In Deutschland werden wir das auf absehbare Zeit jedenfalls nicht mehr erleben. München sorgt sich um die Kosten (die mit Abstand reichste Stadt Deutschlands!), Hamburg hatte ebenfalls die Buxe voll und deshalb die Bewerbung für 2024 wieder einkassiert. Und Berlin? Da ist man kohlemäßig ja etwas schmerzfreier unterwegs – ist ja eh‘ nix da – aber da würden ganz andere Probleme den Ablauf gefährden. Wer könnte denn garantieren, dass alle Sportstätten nicht erst vier Jahre nach der Eröffnungsfeier fertig würden, wenn überhaupt. Aber genug gekalauert. Olympia ist Pflichtprogramm, klarer Fall.

Tickets haben wir schon im März besorgt. Hätten uns gar nicht so zu beeilen brauchen. Er gibt selbst jetzt, wenige Tage vor Kick off noch einigermaßen Auswahl. Wer also kurzfristig noch ein Urlaubsziel braucht…

Wir werden und das Spiel um Platz 3 bei den Hockey-Herren anschauen und den Modernen Fünfkampf, beides Veranstaltungen, die erst gegen Ende stattfinden.

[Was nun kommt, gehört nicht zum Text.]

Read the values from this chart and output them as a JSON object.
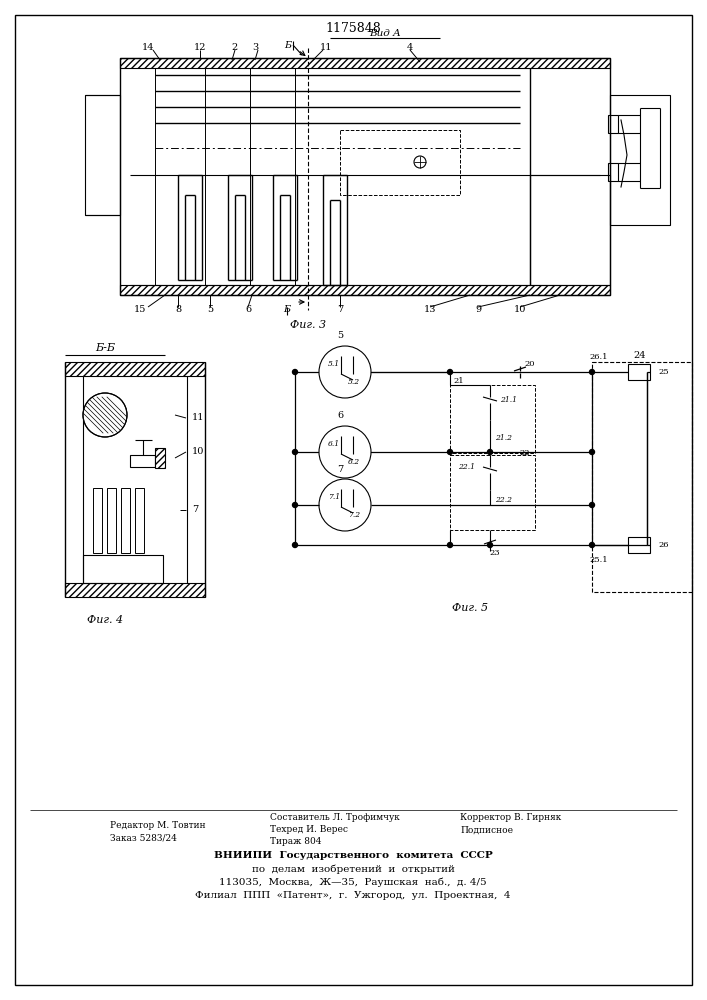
{
  "patent_number": "1175848",
  "fig3_label": "Фиг. 3",
  "fig4_label": "Фиг. 4",
  "fig5_label": "Фиг. 5",
  "bb_label": "Б-Б",
  "vid_a_label": "Вид A",
  "footer_editor": "Редактор М. Товтин",
  "footer_order": "Заказ 5283/24",
  "footer_compiler": "Составитель Л. Трофимчук",
  "footer_tech": "Техред И. Верес",
  "footer_tirazh": "Тираж 804",
  "footer_corrector": "Корректор В. Гирняк",
  "footer_podpisnoe": "Подписное",
  "footer_vn1": "ВНИИПИ  Государственного  комитета  СССР",
  "footer_vn2": "по  делам  изобретений  и  открытий",
  "footer_vn3": "113035,  Москва,  Ж—35,  Раушская  наб.,  д. 4/5",
  "footer_vn4": "Филиал  ППП  «Патент»,  г.  Ужгород,  ул.  Проектная,  4"
}
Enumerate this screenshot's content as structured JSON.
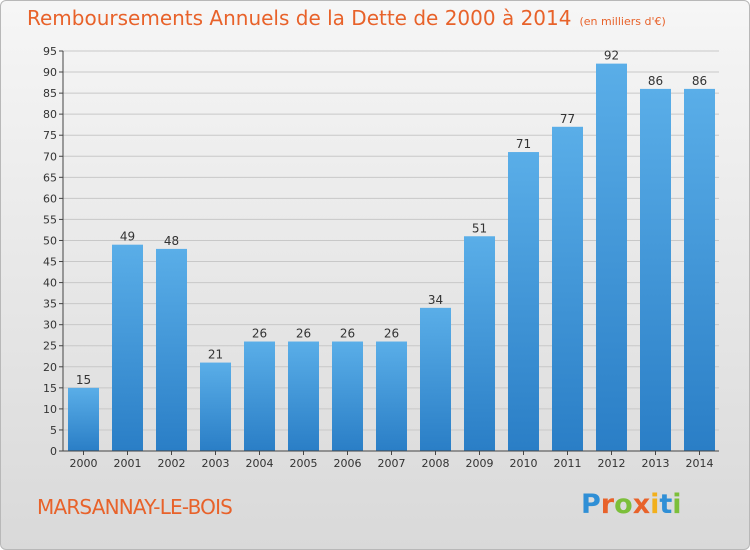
{
  "header": {
    "title": "Remboursements Annuels de la Dette de 2000 à 2014",
    "unit": "(en milliers d'€)"
  },
  "footer": {
    "commune": "MARSANNAY-LE-BOIS",
    "brand_letters": [
      "P",
      "r",
      "o",
      "x",
      "i",
      "t",
      "i"
    ],
    "brand_colors": [
      "#2f8fd6",
      "#e8622a",
      "#7cbf3a",
      "#e8622a",
      "#f2b01c",
      "#2f8fd6",
      "#7cbf3a"
    ]
  },
  "colors": {
    "bar_light": "#5aaee8",
    "bar_dark": "#2a7ec6",
    "title": "#e8622a",
    "grid": "#c8c8c8"
  },
  "chart_data": {
    "type": "bar",
    "categories": [
      "2000",
      "2001",
      "2002",
      "2003",
      "2004",
      "2005",
      "2006",
      "2007",
      "2008",
      "2009",
      "2010",
      "2011",
      "2012",
      "2013",
      "2014"
    ],
    "values": [
      15,
      49,
      48,
      21,
      26,
      26,
      26,
      26,
      34,
      51,
      71,
      77,
      92,
      86,
      86
    ],
    "data_labels": [
      "15",
      "49",
      "48",
      "21",
      "26",
      "26",
      "26",
      "26",
      "34",
      "51",
      "71",
      "77",
      "92",
      "86",
      "86"
    ],
    "title": "Remboursements Annuels de la Dette de 2000 à 2014",
    "xlabel": "",
    "ylabel": "",
    "ylim": [
      0,
      95
    ],
    "yticks": [
      0,
      5,
      10,
      15,
      20,
      25,
      30,
      35,
      40,
      45,
      50,
      55,
      60,
      65,
      70,
      75,
      80,
      85,
      90,
      95
    ],
    "grid": true
  }
}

Doch auch so gibt es ja noch allerhand zu sehen und zu erleben. Eine Reihe Entscheidungen finden ja mehr oder weniger in der ganzen Stadt statt: Marathon, Radfahren, Triathlon, Gehen. In Ipanema gibt es ein großes deutsch-brasilianisches Begegnungszentrum mit Essen, Sport schauen allem Komfort und zurück. Da werden wir sicher auch mal reinschauen.

Atmosphäre genießen

oly4Vor allem möchte ich mir aber den Olympia-Park in Barra de Tijuca – hingefahren mit der dann tatsächlich fertiggestellten Metrolinie 4 – mal einen Tag lang anschauen und einfach mal schauen, ob Olympia tatsächlich eine so einzigartige Atmosphäre schafft, wie alle immer sagen. Einfach mal ein wenig herumflanieren, schauen, dabei sein, mittendrin sein. Das ist sicher für die Kinder auch ein tolles Erlebnis.

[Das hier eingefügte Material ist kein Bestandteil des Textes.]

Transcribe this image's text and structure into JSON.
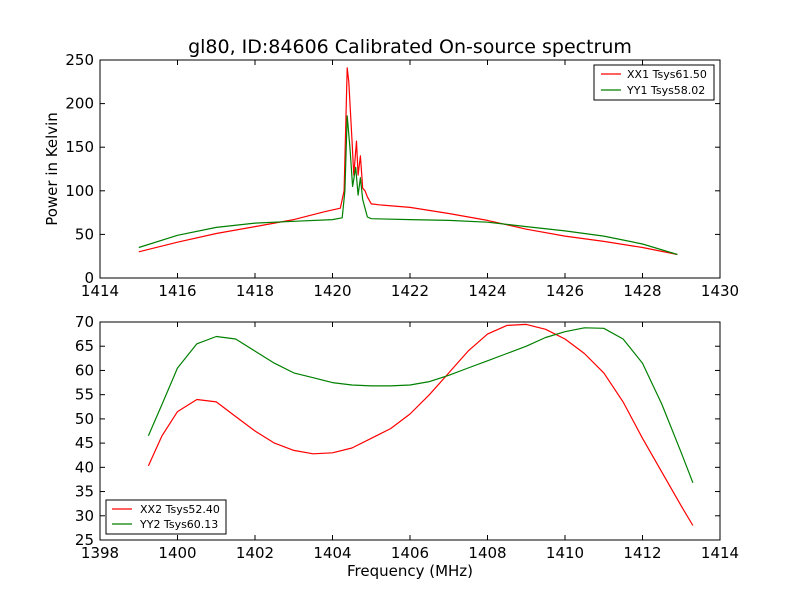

Wann gibt es das nochmal? 2020 ist Tokio, danach möglicherweise Paris oder Los Angeles, ganz sicher aber nichts um die Ecke. Und wenn das IOC ähnlich durchknallt wie die FIFA und das größte Amateursportfest der Menschheit vollends kommerziell ausschlachtet, dann wird man künftig im August in irgendwelche Golf- oder Schurkenstaaten reisen müssen. Nein, nein – Rio mag eine Reihe Probleme haben, die Olympia nicht gelöst hat, aber teilweise auch nicht lösen konnte, aber ich kann mir gut vorstellen, dass die Spiele, ähnlich wie die WM 2010 in Südafrika ein buntes ein fröhliches Sportfest werden. Vielleicht sind die Pannen im vorfeld, die sicherheits- und Gewaltdiskussion bald vergessen und vergeben. Das wünsche ich mir zumindest. Das hätte diese tolle Stadt auch mehr als verdient. Lasst die Spiele also beginnen!